Johnny Knoxville exploited his masochistic compulsions for plenty of good, sick laughs back in the Jackass days, but when he took a baseball bat to the crotch on that show, nobody was harmed except him and his future progeny. Since Jackass wrapped, Knoxville has been getting his self-hating kicks by starring in one absolutely wretched movie after another, making us all suffer along with him. Now he and that Dude, Where’s My Car lunk who isn’t Ashton Kutcher are co-starring in the peerlessly unnecessary big-screen version of The Dukes of Hazzard, with a supporting cast that makes you pine for the days of Sorrell Booke. No matter how cutely she fills out her Daisy Duke short-shorts, Jessica Simpson is a RealDoll© who simply doesn’t deserve to be in the same room (let alone the same movie) as Willie Nelson, while we can only forgive Willie’s involvement in this fiasco if we tell ourselves he’s still desperately struggling to pay off the IRS. The casting of Burt Reynolds as Boss Hogg is particularly dispiriting, since between this and The Longest Yard Burt’s now dangerously close to a comeback, just when we were almost rid of him. Besides, he’s not even fat. Boss Hogg is supposed to be a fat cracker whose chins quiver when he hollers, “Them Dukes! Them Dukes!”—not some gaunt senior citizen who looks like a walking Madame Tussaud’s exhibit. I don’t want to believe that a movie version of The Dukes of Hazzard could possibly be a hit, because that would say things about where we are as a culture that are simply too terrible to accept. Between that and W’s re-election, the rest of the world would be justified in concluding that we’re a nation of trogs running around in torn overalls and rope belts.

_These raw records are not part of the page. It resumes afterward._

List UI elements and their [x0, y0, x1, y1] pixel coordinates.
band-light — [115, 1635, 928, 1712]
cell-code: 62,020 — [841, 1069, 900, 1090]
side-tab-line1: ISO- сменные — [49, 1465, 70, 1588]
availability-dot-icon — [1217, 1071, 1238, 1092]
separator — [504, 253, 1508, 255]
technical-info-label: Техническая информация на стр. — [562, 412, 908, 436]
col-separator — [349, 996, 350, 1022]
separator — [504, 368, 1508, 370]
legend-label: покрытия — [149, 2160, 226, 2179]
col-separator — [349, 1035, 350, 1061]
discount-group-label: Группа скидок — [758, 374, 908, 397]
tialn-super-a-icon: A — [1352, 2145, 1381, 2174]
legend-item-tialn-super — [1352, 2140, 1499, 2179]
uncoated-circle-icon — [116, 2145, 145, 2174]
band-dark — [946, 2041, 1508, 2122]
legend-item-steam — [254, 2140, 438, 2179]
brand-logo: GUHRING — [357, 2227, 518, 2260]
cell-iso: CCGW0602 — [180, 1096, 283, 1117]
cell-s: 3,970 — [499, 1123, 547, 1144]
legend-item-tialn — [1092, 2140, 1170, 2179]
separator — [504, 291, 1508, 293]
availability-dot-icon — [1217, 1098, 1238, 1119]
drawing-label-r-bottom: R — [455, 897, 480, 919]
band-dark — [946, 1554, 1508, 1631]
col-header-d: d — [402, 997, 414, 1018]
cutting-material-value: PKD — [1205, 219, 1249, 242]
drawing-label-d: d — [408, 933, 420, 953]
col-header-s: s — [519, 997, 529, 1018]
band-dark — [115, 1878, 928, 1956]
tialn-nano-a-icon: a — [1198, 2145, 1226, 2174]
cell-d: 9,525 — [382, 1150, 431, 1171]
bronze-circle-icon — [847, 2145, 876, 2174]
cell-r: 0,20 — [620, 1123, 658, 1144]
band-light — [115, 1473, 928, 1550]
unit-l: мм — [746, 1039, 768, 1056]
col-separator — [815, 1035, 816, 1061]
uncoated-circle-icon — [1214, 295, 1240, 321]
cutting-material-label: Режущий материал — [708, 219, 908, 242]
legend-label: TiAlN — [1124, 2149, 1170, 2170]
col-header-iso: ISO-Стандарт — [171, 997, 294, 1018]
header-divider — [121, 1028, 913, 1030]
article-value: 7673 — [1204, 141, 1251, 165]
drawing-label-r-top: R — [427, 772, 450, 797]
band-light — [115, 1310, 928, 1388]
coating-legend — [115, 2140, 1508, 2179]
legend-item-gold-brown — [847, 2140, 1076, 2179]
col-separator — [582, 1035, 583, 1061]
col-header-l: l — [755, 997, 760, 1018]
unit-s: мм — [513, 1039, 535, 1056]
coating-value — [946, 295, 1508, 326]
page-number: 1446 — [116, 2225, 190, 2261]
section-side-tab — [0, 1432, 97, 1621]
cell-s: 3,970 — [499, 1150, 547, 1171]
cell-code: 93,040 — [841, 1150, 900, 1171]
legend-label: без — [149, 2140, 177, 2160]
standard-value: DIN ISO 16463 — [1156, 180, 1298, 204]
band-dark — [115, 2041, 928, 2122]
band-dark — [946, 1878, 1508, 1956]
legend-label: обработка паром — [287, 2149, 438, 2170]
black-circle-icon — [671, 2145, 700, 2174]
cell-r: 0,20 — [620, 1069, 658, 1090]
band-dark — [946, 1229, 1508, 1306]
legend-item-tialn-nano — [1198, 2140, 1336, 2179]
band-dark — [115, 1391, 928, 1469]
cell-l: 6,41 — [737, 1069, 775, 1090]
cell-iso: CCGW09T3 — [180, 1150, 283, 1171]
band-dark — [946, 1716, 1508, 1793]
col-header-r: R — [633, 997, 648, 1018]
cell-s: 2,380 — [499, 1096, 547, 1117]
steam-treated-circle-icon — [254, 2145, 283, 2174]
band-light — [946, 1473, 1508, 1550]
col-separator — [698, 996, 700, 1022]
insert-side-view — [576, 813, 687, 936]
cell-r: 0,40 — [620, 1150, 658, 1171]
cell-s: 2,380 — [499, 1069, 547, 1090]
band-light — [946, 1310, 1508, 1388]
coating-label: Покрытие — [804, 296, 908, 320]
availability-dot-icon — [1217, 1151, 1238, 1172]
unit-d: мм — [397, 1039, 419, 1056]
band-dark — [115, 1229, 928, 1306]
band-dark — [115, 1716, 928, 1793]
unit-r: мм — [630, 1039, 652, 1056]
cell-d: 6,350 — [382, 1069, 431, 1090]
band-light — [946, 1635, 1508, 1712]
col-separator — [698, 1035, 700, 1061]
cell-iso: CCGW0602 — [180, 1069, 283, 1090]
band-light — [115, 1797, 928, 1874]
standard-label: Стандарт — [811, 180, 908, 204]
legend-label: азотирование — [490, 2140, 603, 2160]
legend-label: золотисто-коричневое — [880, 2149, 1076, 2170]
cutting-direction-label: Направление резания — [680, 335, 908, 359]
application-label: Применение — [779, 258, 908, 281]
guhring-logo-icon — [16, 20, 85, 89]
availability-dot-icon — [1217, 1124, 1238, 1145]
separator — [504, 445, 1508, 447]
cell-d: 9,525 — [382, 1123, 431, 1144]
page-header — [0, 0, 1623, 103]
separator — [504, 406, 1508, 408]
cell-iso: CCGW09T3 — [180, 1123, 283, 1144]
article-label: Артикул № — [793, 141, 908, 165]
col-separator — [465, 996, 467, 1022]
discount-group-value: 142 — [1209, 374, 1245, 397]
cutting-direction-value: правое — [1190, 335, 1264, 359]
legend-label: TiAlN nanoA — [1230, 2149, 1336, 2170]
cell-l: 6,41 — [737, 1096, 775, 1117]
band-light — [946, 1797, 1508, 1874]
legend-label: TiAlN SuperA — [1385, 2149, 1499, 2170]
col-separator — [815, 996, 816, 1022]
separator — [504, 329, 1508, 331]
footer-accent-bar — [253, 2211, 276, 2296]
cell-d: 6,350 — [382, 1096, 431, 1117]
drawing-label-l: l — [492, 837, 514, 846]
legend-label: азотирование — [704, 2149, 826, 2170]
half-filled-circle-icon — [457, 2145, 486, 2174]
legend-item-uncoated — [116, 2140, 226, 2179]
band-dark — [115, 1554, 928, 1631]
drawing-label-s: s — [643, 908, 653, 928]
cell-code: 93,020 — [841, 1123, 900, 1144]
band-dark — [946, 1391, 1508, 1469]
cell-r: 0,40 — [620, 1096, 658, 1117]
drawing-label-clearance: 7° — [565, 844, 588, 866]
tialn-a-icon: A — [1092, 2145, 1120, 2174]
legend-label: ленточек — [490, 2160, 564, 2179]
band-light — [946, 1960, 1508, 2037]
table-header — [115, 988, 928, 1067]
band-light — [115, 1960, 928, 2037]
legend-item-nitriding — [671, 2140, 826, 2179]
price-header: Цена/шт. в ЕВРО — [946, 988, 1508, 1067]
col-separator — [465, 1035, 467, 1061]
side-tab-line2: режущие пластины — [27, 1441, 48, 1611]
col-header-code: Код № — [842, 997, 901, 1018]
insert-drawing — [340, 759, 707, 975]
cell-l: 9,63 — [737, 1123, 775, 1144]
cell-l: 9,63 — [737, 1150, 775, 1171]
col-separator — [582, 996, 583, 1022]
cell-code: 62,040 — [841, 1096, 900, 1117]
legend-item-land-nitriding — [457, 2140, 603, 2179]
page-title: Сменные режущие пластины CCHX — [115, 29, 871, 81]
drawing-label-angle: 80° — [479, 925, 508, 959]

But there is hope on the horizon. Eventually Hollywood will run out of old movies and TV shows to remake . . . and it looks like the day is arriving very soon. There are now plans afoot for a sequel to Zack Snyder’s recent version of Dawn of the Dead, a film that was itself a remake of George Romero’s 1978 sequel to his own film, 1968’s Night of the Living Dead (which was itself remade in 1990). That’s right, this new film would be a sequel to a remake of a sequel to a movie about (all too appropriately) ravenous, unstoppable, undead cannibals. Should this new film actually reach theaters, scientists predict that it will result in what has been described as “a massively recursive, apocalyptic aesthetic event,” at which point mainstream Hollywood will vanish from the space-time continuum, traveling at warp speed directly up its own asshole.
In the meantime, millions of Americans will endure a seemingly endless summer of big-screen reruns, slouched down wearily in our theater seats, trying to work up the courage to demand our money back and hiccupping queasily as our crappy popcorn, like our crappy movies, keeps repeating on us.